Als Disney Christine Flack wegen einer Dokumentation über die letzten Lebensmonate ihrer Tochter Caroline vor deren Suizid 2020 kontaktierte, musste sie genau abwägen. Warum Caroline wieder ins Rampenlicht rücken, wenn Boulevardblätter, Talkshows und Soziale Medien längst zum nächsten Thema übergegangen waren?
"Ich wusste, dass es genauso viele negative wie positive Folgen haben könnte", erklärt Christine. "Einige Details könnten aus dem Zusammenhang gerissen werden, und falsche Geschichten könnten wieder auftauchen. Aber nach vier Jahren, in denen ich versucht habe zu verstehen, was passiert ist, hatte ich immer noch so viele unbeantwortete Fragen. Ich fühlte mich festgefahren, also beschloss ich, es zu tun." Sie macht eine kurze Pause und fügt hinzu: "Egal, was als Nächstes kommt, ich sage mir immer, dass mich nichts mehr verletzen kann als der Verlust Carolines."
Caroline Flack war eine der bekanntesten und meistdiskutierten TV-Moderatorinnen Großbritanniens, als sie im Dezember 2019 festgenommen und wegen Körperverletzung an ihrem Partner Lewis Burton angeklagt wurde. Sie trat als Moderatorin von "Love Island" zurück, um negative Aufmerksamkeit für die Sendung zu vermeiden. Sie verlor auch ihr Zuhause, da es nach ihrer Verhaftung ständig von der Presse belagert wurde, und sie kehrte nie dorthin zurück. Caroline hatte das Gefühl, auch die öffentliche Unterstützung verloren zu haben, besonders durch die stetige Flut schädlicher – und oft unzutreffender – Details in Boulevardblättern und sozialen Medien.

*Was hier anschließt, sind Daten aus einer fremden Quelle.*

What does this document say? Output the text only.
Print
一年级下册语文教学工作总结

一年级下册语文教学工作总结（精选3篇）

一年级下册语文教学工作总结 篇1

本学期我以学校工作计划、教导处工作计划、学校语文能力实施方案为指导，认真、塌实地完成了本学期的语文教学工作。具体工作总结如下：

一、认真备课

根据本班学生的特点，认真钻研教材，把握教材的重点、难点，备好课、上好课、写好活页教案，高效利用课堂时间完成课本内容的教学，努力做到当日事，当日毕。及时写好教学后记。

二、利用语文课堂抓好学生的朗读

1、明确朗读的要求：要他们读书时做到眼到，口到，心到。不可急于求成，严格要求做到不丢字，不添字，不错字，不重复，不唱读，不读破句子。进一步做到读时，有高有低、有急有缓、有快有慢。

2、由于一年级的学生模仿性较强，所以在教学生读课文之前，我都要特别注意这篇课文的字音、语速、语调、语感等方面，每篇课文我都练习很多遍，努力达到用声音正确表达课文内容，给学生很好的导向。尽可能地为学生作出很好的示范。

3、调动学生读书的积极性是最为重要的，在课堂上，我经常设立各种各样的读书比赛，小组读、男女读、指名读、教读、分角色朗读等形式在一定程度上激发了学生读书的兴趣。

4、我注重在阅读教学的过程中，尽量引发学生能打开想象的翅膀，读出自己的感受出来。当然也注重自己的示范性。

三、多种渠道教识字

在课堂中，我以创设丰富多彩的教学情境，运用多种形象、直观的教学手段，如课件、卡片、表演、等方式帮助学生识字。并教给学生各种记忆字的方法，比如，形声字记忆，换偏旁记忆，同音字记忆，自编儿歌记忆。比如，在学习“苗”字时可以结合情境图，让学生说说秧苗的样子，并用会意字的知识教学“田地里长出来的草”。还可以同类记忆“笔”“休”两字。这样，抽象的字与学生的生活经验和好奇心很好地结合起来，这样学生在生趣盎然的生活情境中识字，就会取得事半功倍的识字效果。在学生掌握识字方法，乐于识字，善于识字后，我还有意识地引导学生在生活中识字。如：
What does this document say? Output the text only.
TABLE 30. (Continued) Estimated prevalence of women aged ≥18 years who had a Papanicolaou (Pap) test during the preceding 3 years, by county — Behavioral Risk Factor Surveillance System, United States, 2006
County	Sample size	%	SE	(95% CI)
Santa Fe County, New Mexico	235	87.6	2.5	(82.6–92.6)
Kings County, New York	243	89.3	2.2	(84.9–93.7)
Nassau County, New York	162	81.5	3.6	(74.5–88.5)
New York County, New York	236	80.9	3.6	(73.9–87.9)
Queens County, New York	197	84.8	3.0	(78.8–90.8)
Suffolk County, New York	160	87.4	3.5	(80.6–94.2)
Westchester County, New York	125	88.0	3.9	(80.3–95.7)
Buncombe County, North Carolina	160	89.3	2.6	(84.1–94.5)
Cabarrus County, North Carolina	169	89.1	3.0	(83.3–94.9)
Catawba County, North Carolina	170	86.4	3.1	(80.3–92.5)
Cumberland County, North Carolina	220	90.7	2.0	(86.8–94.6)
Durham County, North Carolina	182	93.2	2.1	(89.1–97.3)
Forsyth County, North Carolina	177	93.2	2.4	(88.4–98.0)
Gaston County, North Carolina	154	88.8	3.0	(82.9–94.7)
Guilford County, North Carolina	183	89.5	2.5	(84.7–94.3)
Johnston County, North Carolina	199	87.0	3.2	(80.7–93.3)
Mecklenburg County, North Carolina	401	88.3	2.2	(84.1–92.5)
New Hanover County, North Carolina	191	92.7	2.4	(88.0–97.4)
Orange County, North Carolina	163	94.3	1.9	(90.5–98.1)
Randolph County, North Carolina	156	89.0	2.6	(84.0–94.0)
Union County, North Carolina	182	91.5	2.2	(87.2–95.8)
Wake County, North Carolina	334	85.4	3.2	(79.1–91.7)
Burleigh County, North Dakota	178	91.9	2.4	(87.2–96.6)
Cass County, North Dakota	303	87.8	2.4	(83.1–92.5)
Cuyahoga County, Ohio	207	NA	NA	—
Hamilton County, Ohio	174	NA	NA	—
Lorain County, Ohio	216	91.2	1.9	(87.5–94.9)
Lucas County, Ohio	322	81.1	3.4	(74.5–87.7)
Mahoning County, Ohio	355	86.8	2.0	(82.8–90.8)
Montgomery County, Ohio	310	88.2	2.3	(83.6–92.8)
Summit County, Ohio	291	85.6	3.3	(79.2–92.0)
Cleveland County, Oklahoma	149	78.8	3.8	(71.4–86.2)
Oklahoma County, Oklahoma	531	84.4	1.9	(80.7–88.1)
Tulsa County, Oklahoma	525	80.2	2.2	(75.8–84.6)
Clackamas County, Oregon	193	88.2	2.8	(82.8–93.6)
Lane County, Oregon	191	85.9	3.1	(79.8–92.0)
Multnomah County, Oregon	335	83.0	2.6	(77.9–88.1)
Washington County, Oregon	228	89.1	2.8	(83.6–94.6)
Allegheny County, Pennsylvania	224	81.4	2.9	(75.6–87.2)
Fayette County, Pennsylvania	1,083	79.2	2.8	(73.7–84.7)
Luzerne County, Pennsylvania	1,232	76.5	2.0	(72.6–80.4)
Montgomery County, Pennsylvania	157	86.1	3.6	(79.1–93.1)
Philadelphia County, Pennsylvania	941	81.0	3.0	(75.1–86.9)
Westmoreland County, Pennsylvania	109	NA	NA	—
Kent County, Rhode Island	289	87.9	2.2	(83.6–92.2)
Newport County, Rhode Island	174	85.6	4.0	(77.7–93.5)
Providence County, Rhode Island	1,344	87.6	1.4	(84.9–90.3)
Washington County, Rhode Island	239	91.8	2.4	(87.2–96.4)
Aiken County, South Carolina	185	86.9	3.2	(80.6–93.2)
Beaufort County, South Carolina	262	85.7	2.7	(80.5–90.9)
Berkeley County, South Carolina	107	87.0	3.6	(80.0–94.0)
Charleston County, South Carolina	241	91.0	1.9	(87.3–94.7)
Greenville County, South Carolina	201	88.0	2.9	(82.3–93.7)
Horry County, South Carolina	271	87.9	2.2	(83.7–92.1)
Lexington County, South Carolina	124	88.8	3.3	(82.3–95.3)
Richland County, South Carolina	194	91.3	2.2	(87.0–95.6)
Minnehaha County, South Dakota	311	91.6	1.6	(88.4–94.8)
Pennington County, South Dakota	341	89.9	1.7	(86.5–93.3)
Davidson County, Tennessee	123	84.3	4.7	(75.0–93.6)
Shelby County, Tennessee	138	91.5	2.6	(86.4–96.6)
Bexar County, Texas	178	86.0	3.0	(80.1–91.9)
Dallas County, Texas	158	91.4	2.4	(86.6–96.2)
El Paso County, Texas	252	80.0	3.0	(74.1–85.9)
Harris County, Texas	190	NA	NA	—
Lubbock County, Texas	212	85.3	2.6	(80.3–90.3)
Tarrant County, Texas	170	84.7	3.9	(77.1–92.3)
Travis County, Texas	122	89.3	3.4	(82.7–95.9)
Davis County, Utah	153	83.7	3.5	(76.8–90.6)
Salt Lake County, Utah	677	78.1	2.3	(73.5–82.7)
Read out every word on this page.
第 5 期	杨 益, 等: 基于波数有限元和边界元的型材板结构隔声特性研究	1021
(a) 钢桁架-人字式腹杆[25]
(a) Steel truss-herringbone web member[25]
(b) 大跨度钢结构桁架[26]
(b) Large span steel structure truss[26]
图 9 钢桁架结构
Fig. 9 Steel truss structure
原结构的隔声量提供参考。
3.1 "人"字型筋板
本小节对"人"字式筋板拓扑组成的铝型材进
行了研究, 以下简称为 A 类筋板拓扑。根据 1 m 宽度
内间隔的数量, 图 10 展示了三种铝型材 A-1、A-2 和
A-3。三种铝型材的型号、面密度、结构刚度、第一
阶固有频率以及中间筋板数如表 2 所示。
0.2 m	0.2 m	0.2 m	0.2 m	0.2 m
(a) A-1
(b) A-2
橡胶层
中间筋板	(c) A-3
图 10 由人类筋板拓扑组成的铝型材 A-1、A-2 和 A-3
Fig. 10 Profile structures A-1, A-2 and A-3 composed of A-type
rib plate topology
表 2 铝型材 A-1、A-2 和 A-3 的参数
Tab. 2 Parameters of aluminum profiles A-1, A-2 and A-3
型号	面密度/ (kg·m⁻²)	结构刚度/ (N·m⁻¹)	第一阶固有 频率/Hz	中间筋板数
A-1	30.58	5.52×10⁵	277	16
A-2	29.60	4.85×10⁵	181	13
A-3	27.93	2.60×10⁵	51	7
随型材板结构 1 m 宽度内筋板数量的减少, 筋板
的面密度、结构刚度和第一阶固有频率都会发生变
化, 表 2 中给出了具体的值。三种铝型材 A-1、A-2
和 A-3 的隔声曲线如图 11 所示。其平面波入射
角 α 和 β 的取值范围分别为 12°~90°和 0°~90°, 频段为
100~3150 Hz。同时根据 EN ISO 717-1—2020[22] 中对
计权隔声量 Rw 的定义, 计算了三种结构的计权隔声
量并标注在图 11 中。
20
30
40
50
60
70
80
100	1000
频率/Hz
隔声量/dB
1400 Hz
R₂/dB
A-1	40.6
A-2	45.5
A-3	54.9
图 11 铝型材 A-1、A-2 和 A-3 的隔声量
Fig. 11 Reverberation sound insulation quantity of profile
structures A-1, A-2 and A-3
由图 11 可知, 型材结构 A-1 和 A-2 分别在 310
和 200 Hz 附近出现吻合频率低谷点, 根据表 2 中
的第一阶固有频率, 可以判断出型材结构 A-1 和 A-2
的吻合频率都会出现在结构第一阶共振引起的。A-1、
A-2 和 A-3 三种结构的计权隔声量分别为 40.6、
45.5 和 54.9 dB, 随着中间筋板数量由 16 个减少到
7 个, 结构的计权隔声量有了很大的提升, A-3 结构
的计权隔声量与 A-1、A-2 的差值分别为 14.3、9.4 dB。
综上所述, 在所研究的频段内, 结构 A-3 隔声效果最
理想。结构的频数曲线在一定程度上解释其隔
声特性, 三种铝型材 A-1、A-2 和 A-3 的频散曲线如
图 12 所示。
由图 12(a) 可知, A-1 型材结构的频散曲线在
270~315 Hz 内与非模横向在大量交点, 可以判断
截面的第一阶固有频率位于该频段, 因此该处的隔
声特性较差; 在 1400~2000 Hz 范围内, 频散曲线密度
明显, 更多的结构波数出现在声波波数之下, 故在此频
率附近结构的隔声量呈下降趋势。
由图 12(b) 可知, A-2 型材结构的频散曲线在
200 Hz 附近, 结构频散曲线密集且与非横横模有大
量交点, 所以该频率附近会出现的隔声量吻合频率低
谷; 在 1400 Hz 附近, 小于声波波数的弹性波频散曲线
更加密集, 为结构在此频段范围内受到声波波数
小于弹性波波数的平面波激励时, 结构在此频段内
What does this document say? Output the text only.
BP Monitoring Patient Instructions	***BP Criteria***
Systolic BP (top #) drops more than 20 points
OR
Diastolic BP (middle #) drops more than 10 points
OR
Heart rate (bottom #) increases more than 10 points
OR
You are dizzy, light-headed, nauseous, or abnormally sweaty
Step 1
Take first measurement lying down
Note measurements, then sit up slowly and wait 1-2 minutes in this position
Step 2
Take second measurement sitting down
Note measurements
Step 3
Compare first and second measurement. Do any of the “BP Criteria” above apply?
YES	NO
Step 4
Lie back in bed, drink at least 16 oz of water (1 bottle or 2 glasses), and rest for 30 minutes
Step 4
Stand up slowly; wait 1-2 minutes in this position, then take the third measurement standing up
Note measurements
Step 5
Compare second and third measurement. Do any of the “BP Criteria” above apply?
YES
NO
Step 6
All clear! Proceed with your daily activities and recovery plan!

Neun Wochen später, im Februar 2020, nahm sie sich das Leben, und die öffentliche Darstellung änderte sich. Es gab Würdigungen ihres Talents und Berichte über ihre psychischen Probleme, während der Strafprozess unbeholfen als Beleg für ihren angeschlagenen Zustand heruntergespielt wurde. Die Angemessenheit der Strafverfolgung wurde kaum hinterfragt, Kommentatoren betonten, Prominente dürften keine Sonderbehandlung erwarten. Selbst Nazir Afzal, ein ehemaliger Anwalt der Crown Prosecution Service (CPS), trat im Frühstücksfernsehen auf und betonte, häusliche Gewalt müsse ernst genommen werden und die CPS könne nur "der Beweislage folgen".
In der Dokumentation Caroline Flack: Search for the Truth (Caroline Flack: Die Suche nach der Wahrheit) will Christine Flack genau das tun – der Beweislage folgen. Seit Jahren fragt sie sich, ob Caroline tatsächlich anders behandelt wurde, ob sie angeklagt wurde, weil Polizei und CPS fürchteten, für ihren Umgang mit einem prominenten Fall kritisiert zu werden. Man konnte nicht tatenlos dastehen. Für Christine ist das Verständnis der Entscheidung, ihre Tochter anzuklagen, der Schlüssel zum Verständnis ihres Todes, da sie glaubt, dass dies eine Rolle bei Carolines Suizid spielte. "Jemand anderes hätte es vielleicht durchgestanden und wäre okay gewesen", sagt Christine. "Aber Caroline nicht."
Als Carolines Mutter war Christine stets auf Krisen vorbereitet. Die Familie wuchs in Norfolk auf, wo Christine noch heute lebt. (Carolines Vater kommt im Film nicht vor; er und Christine ließen sich vor Jahren scheiden, und es geht ihm gesundheitlich schlecht.) Caroline hatte zwei ältere Geschwister und einen Zwillingsbruder, Jody. "Schon als kleines Mädchen hatte sie extreme Hochs und Tiefs", erinnert sich Christine. "Sie lachte entweder hysterisch oder weinte unkontrolliert. Ich musste sie mehrmals von der Schule abholen, wenn sie sich nicht beruhigen ließ – so war sie einfach, und das setzte sich fort."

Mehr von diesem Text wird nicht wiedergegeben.